Still, these things get corrected eventually. Perhaps not:
Academic scientists readily acknowledge that they often get things wrong. But they also hold fast to the idea that these errors get corrected over time as other scientists try to take the work further. Evidence that many more dodgy results are published than are subsequently corrected or withdrawn calls that much-vaunted capacity for self-correction into question. There are errors in a lot more of the scientific papers being published, written about and acted on than anyone would normally suppose, or like to think.

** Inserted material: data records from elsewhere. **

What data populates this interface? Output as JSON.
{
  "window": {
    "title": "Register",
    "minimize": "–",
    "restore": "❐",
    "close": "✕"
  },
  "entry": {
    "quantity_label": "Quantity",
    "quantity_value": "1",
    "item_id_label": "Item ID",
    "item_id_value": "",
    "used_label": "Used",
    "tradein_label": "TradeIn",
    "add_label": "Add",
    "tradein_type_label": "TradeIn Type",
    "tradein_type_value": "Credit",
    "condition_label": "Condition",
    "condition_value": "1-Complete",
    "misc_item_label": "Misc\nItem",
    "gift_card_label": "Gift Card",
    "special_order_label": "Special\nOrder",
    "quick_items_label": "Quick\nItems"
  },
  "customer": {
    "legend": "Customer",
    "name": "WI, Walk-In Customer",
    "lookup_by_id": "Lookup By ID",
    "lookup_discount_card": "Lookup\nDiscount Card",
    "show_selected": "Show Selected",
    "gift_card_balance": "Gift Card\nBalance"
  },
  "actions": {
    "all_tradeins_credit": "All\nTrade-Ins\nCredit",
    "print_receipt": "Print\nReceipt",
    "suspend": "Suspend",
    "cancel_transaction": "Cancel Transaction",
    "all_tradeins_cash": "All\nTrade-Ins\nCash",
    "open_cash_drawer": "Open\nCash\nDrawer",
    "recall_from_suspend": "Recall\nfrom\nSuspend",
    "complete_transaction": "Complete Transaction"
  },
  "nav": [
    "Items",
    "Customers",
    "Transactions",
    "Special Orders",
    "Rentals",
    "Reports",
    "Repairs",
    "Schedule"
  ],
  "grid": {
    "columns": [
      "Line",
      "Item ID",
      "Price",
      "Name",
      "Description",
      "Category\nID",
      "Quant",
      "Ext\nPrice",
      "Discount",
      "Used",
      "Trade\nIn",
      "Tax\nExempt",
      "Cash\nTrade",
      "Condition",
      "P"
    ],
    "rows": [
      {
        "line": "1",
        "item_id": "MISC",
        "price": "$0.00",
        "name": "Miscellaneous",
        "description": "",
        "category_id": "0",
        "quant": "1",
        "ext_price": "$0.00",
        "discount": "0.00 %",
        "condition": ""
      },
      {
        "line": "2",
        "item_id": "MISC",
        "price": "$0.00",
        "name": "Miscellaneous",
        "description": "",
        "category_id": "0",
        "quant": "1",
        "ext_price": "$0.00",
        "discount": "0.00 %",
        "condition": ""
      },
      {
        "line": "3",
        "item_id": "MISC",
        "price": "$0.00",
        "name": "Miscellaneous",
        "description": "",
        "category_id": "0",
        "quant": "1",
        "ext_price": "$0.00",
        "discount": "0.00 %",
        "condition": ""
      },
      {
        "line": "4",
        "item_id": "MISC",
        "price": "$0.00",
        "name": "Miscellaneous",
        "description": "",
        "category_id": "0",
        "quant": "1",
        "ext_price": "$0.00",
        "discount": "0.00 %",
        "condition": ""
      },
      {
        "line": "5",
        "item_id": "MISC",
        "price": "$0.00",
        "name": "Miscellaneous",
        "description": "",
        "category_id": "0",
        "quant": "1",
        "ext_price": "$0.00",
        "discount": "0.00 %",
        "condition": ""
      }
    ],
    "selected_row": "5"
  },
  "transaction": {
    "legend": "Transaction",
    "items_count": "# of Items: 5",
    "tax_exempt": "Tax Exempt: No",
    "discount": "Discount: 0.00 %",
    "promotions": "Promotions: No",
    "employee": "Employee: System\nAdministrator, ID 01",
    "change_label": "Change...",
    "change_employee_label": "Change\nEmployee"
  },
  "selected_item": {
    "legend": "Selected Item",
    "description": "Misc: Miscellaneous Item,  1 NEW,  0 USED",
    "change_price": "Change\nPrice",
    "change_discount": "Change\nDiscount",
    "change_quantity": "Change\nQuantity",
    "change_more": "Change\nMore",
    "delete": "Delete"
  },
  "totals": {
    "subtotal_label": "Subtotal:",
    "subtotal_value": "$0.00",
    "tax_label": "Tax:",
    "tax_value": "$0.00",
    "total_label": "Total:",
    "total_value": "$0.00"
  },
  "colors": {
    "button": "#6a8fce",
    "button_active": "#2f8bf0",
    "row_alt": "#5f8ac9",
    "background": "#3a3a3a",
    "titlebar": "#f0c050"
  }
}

The trouble is that few scholars check their colleagues work, especially when there is pressure to continue publishing one's own work. Furthermore, pointing out your colleagues' errors is a good way to make enemies (academics often have extremely thin skins), so most people will not publicly point out when their colleagues write garbage even if they recognize it to be such. Besides, one would like to think that one can trust one's colleagues. In such cases (which may be more prevalent than one would like to think) collegiality is the enemy of academic progress.